A member of a Medical Emergency Response Team tends to a casualty en route to the hospital at Camp Bastion
[Picture: Staff Sergeant Mike Harvey, Crown Copyright/MOD 2008]


"A lot of the life-saving occurs at that level at the very beginning, within eight minutes of the event happening.

"It is then really important that we get the individual back to the hospital complex as quickly as we can. In the past we had a very much regimented system. But now we take them straight to the most suitable facility.

"We have an intelligent tasking system out there where they [medical evacuation team commanders] know the type of injuries, they know the location, they know the fire situation on the ground, and they will make a decision on the best asset to go out quickly to get that person sorted.

"We can do it on the ground or we can use helicopters."

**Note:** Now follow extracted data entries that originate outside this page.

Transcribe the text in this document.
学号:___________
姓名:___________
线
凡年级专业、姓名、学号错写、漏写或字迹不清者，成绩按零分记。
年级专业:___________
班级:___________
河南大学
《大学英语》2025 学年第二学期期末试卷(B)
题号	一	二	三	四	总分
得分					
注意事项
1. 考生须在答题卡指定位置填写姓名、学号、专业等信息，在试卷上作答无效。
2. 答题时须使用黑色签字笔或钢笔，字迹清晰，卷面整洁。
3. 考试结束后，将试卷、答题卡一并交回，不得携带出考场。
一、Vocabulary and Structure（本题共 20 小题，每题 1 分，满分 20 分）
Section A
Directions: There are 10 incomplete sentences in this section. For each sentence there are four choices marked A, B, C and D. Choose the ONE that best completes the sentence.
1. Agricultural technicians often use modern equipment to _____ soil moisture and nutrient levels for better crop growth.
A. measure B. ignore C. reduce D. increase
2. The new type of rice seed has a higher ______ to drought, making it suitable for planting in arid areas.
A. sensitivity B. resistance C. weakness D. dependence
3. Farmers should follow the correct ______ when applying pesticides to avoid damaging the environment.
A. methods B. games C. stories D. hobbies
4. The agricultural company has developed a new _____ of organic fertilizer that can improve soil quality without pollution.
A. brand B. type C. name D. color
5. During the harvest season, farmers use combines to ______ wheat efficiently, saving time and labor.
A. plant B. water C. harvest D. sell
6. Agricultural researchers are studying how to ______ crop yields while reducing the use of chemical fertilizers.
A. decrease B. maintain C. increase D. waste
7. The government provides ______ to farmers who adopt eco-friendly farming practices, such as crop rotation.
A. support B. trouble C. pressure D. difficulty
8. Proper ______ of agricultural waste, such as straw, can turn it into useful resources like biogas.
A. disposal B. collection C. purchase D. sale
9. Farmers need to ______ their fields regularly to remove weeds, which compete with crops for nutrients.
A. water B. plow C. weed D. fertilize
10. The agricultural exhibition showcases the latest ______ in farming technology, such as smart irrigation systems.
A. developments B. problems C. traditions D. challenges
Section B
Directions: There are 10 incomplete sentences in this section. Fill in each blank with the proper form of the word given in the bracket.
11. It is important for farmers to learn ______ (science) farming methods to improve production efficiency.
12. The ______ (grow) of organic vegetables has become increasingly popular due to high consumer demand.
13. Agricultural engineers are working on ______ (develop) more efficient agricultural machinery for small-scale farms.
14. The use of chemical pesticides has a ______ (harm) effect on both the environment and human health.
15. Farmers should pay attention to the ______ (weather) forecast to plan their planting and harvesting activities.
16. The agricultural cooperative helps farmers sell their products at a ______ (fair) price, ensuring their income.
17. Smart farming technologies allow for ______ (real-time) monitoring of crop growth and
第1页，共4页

He went on to explain that UK MERT-E (Medical Emergency Response Team - Enhanced) units are partnered with Chinook helicopters and are consultant-led teams - basically taking the equivalent of a small Accident and Emergency department in the UK out to a casualty:

"They will begin the high level resuscitation - be that transfusion, anaesthetic or whatever and get them back to us [in Camp Bastion].

"They commonly get there well within 60 minutes - but I would emphasise that care begins when they get there not when they get them back."

Unloading casualties

Soldiers unload casualties from a medical evacuation helicopter at Lashkar Gah
[Picture: Crown Copyright/MOD 2008]


Surgeon Vice Admiral Raffaelli said that the specialists at Camp Bastion are drawn from a range of areas - not just the three full-time Services and Reserves but also coalition partners and areas of the NHS - who will volunteer for tours in Afghanistan.

He went on to say that the aim of medical care in Camp Bastion is to fully stabilise the patient and carry out emergency procedures such as limb salvage:

"Then the important thing is to get them back to the UK safely for the next phase," the Surgeon General said.

"The RAF are absolute world leaders at this - providing that in-flight basic care to get our people back.

"It is not uncommon that you are out on patrol and then you wake up back in the UK within 24 to 48 hours.

"At this point [on arrival in the UK] care is handed from the Defence Medical Services capability to the National Health Service - because they are the definitive care in the UK for hospital-level treatment.

"Though, of course, we don't give them up in any way... our staff will go with the medical casualty in the ambulance to continue that continuity of presence."

Prince William (right) at Headley Court

Prince William (right) chats to Lance Corporal Lloyd Allan during his recent visit to Headley Court
[Picture: Cpl Dylan Browne, Crown Copyright/MOD 2010]


Patients are then currently taken to Selly Oak Hospital and from 17 June 2010 will be taken to the new Queen Elizabeth Hospital Birmingham, where they will be in the care of both Defence Medical Services and NHS staff.

After treatment the next step in the pathway is recuperation and rehabilitation at Headley Court in Surrey:

"The British public, the media and Help for Heroes have delivered a fantastic new complex here which was opened formally last week and which we have been using since 28 April which delivers a swimming pool, a gym and a research complex so that we can begin to even further look at how we can best optimise getting these men and women back to work in the future."

Surgeon Vice Admiral Raffaelli said that the medical pathway outlined above is delivered by a range of providers from the MOD and NHS to charitable organisations; however, he emphasised that the support of the military is crucial and they provide the 'family support' through often very traumatic times for the patient.